Du siehst auf Mutter und Geburt zurück
Und siehst in langer, wechselvoller Reihe,
Seltsam umschauert von der letzten Weihe,
All das, was dir vergönnt war, durchzuleben!
Du siehst Geschehenes vorüberschweben,
Liebe und Haß, Gewalt’ges und Gemeines,
Glück, Unglück, Sieg und Niederlage,
Den holden Glanz versunk’ner Frühlingstage,
Die unerhörte Pracht der Welt des Scheines!

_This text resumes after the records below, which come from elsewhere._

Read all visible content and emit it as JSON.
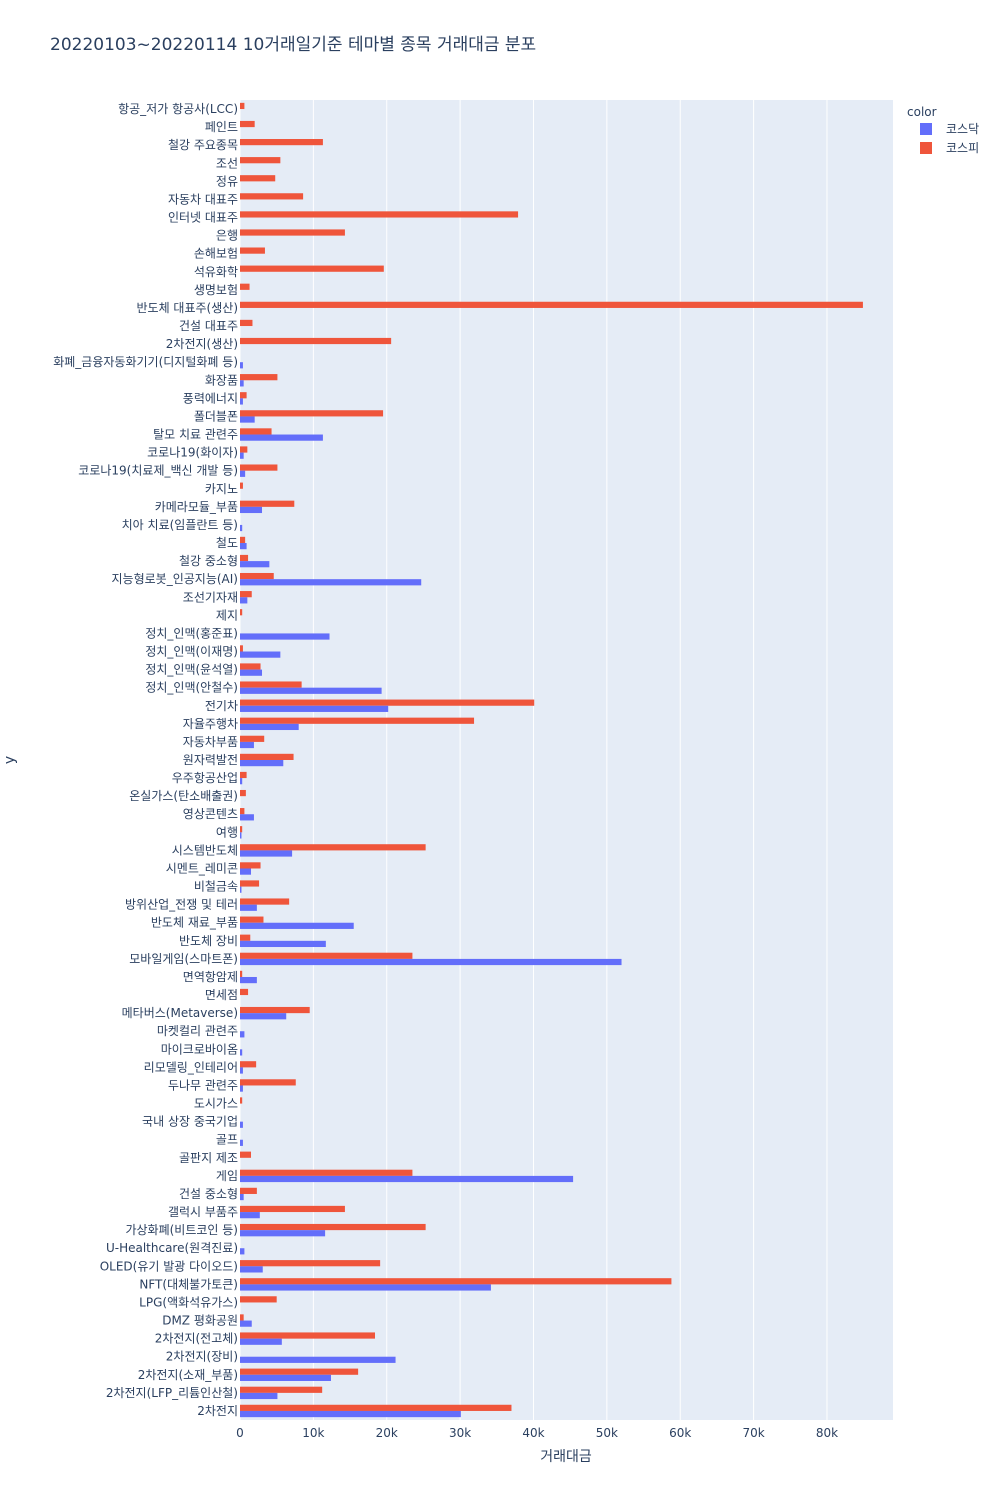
{
  "chart_data": {
    "type": "bar",
    "orientation": "horizontal",
    "barmode": "group",
    "title": "20220103~20220114 10거래일기준 테마별 종목 거래대금 분포",
    "xlabel": "거래대금",
    "ylabel": "y",
    "xlim": [
      0,
      89000
    ],
    "x_ticks": [
      0,
      10000,
      20000,
      30000,
      40000,
      50000,
      60000,
      70000,
      80000
    ],
    "x_tick_labels": [
      "0",
      "10k",
      "20k",
      "30k",
      "40k",
      "50k",
      "60k",
      "70k",
      "80k"
    ],
    "grid": true,
    "legend": {
      "title": "color",
      "position": "top-right"
    },
    "categories": [
      "항공_저가 항공사(LCC)",
      "페인트",
      "철강 주요종목",
      "조선",
      "정유",
      "자동차 대표주",
      "인터넷 대표주",
      "은행",
      "손해보험",
      "석유화학",
      "생명보험",
      "반도체 대표주(생산)",
      "건설 대표주",
      "2차전지(생산)",
      "화폐_금융자동화기기(디지털화폐 등)",
      "화장품",
      "풍력에너지",
      "폴더블폰",
      "탈모 치료 관련주",
      "코로나19(화이자)",
      "코로나19(치료제_백신 개발 등)",
      "카지노",
      "카메라모듈_부품",
      "치아 치료(임플란트 등)",
      "철도",
      "철강 중소형",
      "지능형로봇_인공지능(AI)",
      "조선기자재",
      "제지",
      "정치_인맥(홍준표)",
      "정치_인맥(이재명)",
      "정치_인맥(윤석열)",
      "정치_인맥(안철수)",
      "전기차",
      "자율주행차",
      "자동차부품",
      "원자력발전",
      "우주항공산업",
      "온실가스(탄소배출권)",
      "영상콘텐츠",
      "여행",
      "시스템반도체",
      "시멘트_레미콘",
      "비철금속",
      "방위산업_전쟁 및 테러",
      "반도체 재료_부품",
      "반도체 장비",
      "모바일게임(스마트폰)",
      "면역항암제",
      "면세점",
      "메타버스(Metaverse)",
      "마켓컬리 관련주",
      "마이크로바이옴",
      "리모델링_인테리어",
      "두나무 관련주",
      "도시가스",
      "국내 상장 중국기업",
      "골프",
      "골판지 제조",
      "게임",
      "건설 중소형",
      "갤럭시 부품주",
      "가상화폐(비트코인 등)",
      "U-Healthcare(원격진료)",
      "OLED(유기 발광 다이오드)",
      "NFT(대체불가토큰)",
      "LPG(액화석유가스)",
      "DMZ 평화공원",
      "2차전지(전고체)",
      "2차전지(장비)",
      "2차전지(소재_부품)",
      "2차전지(LFP_리튬인산철)",
      "2차전지"
    ],
    "series": [
      {
        "name": "코스닥",
        "color": "#636efa",
        "values": [
          0,
          0,
          0,
          0,
          0,
          0,
          0,
          0,
          0,
          0,
          0,
          0,
          0,
          0,
          400,
          500,
          400,
          2000,
          11300,
          500,
          700,
          0,
          3000,
          300,
          900,
          4000,
          24700,
          1000,
          0,
          12200,
          5500,
          3000,
          19300,
          20200,
          8000,
          1900,
          5900,
          300,
          0,
          1900,
          200,
          7100,
          1500,
          200,
          2300,
          15500,
          11700,
          52000,
          2300,
          0,
          6300,
          600,
          300,
          400,
          400,
          0,
          400,
          400,
          0,
          45400,
          500,
          2700,
          11600,
          600,
          3100,
          34200,
          0,
          1600,
          5700,
          21200,
          12400,
          5100,
          30100
        ]
      },
      {
        "name": "코스피",
        "color": "#ef553b",
        "values": [
          600,
          2000,
          11300,
          5500,
          4800,
          8600,
          37900,
          14300,
          3400,
          19600,
          1300,
          84900,
          1700,
          20600,
          0,
          5100,
          900,
          19500,
          4300,
          1000,
          5100,
          400,
          7400,
          0,
          700,
          1100,
          4600,
          1600,
          300,
          0,
          400,
          2800,
          8400,
          40100,
          31900,
          3300,
          7300,
          900,
          800,
          600,
          300,
          25300,
          2800,
          2600,
          6700,
          3200,
          1400,
          23500,
          300,
          1100,
          9500,
          0,
          0,
          2200,
          7600,
          300,
          0,
          0,
          1500,
          23500,
          2300,
          14300,
          25300,
          0,
          19100,
          58800,
          5000,
          500,
          18400,
          0,
          16100,
          11200,
          37000
        ]
      }
    ]
  }
}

Des Sommers Fülle, alle Herrlichkeit,
Mit der dein schöner Pfad war benedeit!
Kunst und Natur und Spiel und Scherz,
Die Lust, die jauchzend überquoll,
Dein Bettleraug‘, von Tränen übervoll,
Dein Kinderlachen und den Mannesschmerz!
Und alles das, Erhab’nes, Großes, Kleines,
War einst ein Menschenleben und war deines!
Ja, hör‘, was heimlich Wissen dir verkündet:
Du schaust im allerletzten Augenblick,
Wenn Geistiges in seine Heimat mündet,
Noch einmal, wie es abrollt, dein Geschick.

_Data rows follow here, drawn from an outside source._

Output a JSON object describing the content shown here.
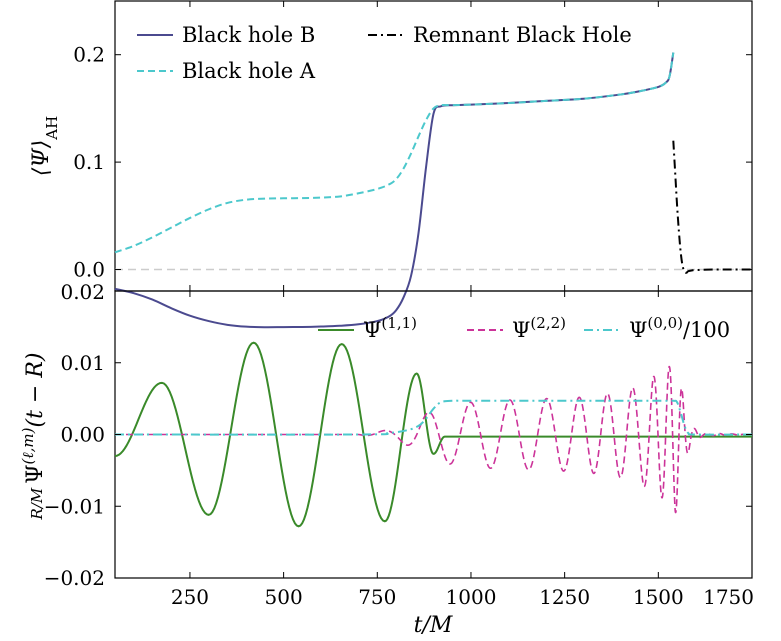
{
  "chart_data": [
    {
      "type": "line",
      "panel": "top",
      "ylabel": "⟨Ψ⟩_AH",
      "xlim": [
        50,
        1750
      ],
      "ylim": [
        -0.02,
        0.25
      ],
      "yticks": [
        0.0,
        0.1,
        0.2
      ],
      "ytick_labels": [
        "0.0",
        "0.1",
        "0.2"
      ],
      "ytick_label_bottom": "0.02",
      "legend": "top, two columns",
      "reference_line": {
        "y": 0.0,
        "style": "dashed",
        "color": "#cccccc"
      },
      "series": [
        {
          "name": "Black hole B",
          "color": "#4b4a8f",
          "style": "solid",
          "x": [
            50,
            100,
            150,
            200,
            250,
            300,
            350,
            400,
            450,
            500,
            550,
            600,
            650,
            700,
            750,
            780,
            800,
            820,
            840,
            860,
            880,
            900,
            920,
            950,
            1000,
            1100,
            1200,
            1300,
            1400,
            1450,
            1500,
            1520,
            1530,
            1540
          ],
          "y": [
            -0.018,
            -0.022,
            -0.028,
            -0.036,
            -0.043,
            -0.048,
            -0.0515,
            -0.0532,
            -0.0537,
            -0.0536,
            -0.0535,
            -0.0531,
            -0.0524,
            -0.051,
            -0.048,
            -0.044,
            -0.038,
            -0.026,
            -0.006,
            0.034,
            0.095,
            0.145,
            0.152,
            0.153,
            0.1535,
            0.155,
            0.157,
            0.159,
            0.163,
            0.166,
            0.17,
            0.174,
            0.18,
            0.202
          ]
        },
        {
          "name": "Black hole A",
          "color": "#4cc8cc",
          "style": "dashed",
          "x": [
            50,
            100,
            150,
            200,
            250,
            300,
            350,
            400,
            450,
            500,
            550,
            600,
            650,
            700,
            750,
            780,
            800,
            820,
            840,
            860,
            880,
            900,
            920,
            950,
            1000,
            1100,
            1200,
            1300,
            1400,
            1450,
            1500,
            1520,
            1530,
            1540
          ],
          "y": [
            0.016,
            0.022,
            0.03,
            0.039,
            0.048,
            0.056,
            0.062,
            0.065,
            0.066,
            0.0663,
            0.0665,
            0.067,
            0.068,
            0.071,
            0.075,
            0.079,
            0.084,
            0.094,
            0.108,
            0.124,
            0.139,
            0.15,
            0.153,
            0.153,
            0.1535,
            0.155,
            0.157,
            0.159,
            0.163,
            0.166,
            0.17,
            0.174,
            0.18,
            0.202
          ]
        },
        {
          "name": "Remnant Black Hole",
          "color": "#000000",
          "style": "dashdot",
          "x": [
            1540,
            1545,
            1550,
            1555,
            1560,
            1565,
            1570,
            1575,
            1580,
            1590,
            1600,
            1650,
            1700,
            1750
          ],
          "y": [
            0.12,
            0.09,
            0.06,
            0.035,
            0.015,
            0.003,
            -0.002,
            -0.003,
            -0.0015,
            -0.0008,
            -0.0005,
            0.0,
            0.0,
            0.0
          ]
        }
      ]
    },
    {
      "type": "line",
      "panel": "bottom",
      "xlabel": "t/M",
      "ylabel": "(R/M) Ψ^(ℓ,m)(t − R)",
      "xlim": [
        50,
        1750
      ],
      "ylim": [
        -0.02,
        0.02
      ],
      "xticks": [
        250,
        500,
        750,
        1000,
        1250,
        1500,
        1750
      ],
      "yticks": [
        -0.02,
        -0.01,
        0.0,
        0.01
      ],
      "ytick_labels": [
        "−0.02",
        "−0.01",
        "0.00",
        "0.01"
      ],
      "legend": "top-right, one row",
      "series": [
        {
          "name": "Ψ^(1,1)",
          "color": "#3a8a2a",
          "style": "solid",
          "model": "peaks",
          "x": [
            50,
            175,
            300,
            420,
            540,
            655,
            770,
            855,
            900,
            930,
            1750
          ],
          "y": [
            -0.003,
            0.0072,
            -0.0112,
            0.0128,
            -0.0128,
            0.0126,
            -0.0121,
            0.0085,
            -0.0027,
            -0.0003,
            -0.0003
          ]
        },
        {
          "name": "Ψ^(2,2)",
          "color": "#cc3399",
          "style": "dashed",
          "model": "chirp",
          "x": [
            50,
            700,
            800,
            850,
            900,
            950,
            1000,
            1050,
            1100,
            1200,
            1300,
            1400,
            1450,
            1500,
            1530,
            1545,
            1555,
            1570,
            1590,
            1620,
            1750
          ],
          "envelope": [
            0.0,
            0.0,
            0.0008,
            0.002,
            0.0035,
            0.0042,
            0.0045,
            0.0047,
            0.0048,
            0.005,
            0.0052,
            0.006,
            0.0068,
            0.0085,
            0.0095,
            0.0112,
            0.009,
            0.004,
            0.001,
            0.0002,
            0.0
          ],
          "zero_crossings_per_100M_at": {
            "x": [
              900,
              1200,
              1450,
              1550
            ],
            "value": [
              1.7,
              2.1,
              3.2,
              6.0
            ]
          }
        },
        {
          "name": "Ψ^(0,0)/100",
          "color": "#4cc8cc",
          "style": "dashdot",
          "x": [
            50,
            700,
            780,
            830,
            860,
            880,
            900,
            920,
            950,
            1000,
            1200,
            1400,
            1500,
            1540,
            1550,
            1560,
            1570,
            1580,
            1600,
            1750
          ],
          "y": [
            0.0,
            0.0,
            0.0002,
            0.0006,
            0.0012,
            0.0022,
            0.0036,
            0.0045,
            0.0047,
            0.0047,
            0.0047,
            0.0047,
            0.0047,
            0.0047,
            0.0045,
            0.003,
            0.0012,
            0.0002,
            0.0,
            0.0
          ]
        }
      ]
    }
  ]
}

Du schaust in der Sekunde des Hinüberschwebens
Den Film des eig’nen, wunderreichen Lebens!
Max Hayek (1918)
Ich war noch keine Sekunde in meinem Leben (un)glücklich.
Und das vermutlich nur – aus diesem einen Grund.
„Das Leben endet, in einem (letzten, individuellen) Traum.“
Einer von einer Million, die wir (bzw. unser Gehirn sich) uns bis dahin erträumt haben (hat).
Glück ist, wenn man weiß, dass wir in jeder Nacht mindestens zehnmal sterben und wir darüber noch nie unglücklich waren. Zwischen Leben und unserem Tod, existiert nur dieser kleine winzige Unterschied.
Glück ist: die Realität des täglichen Erwachens.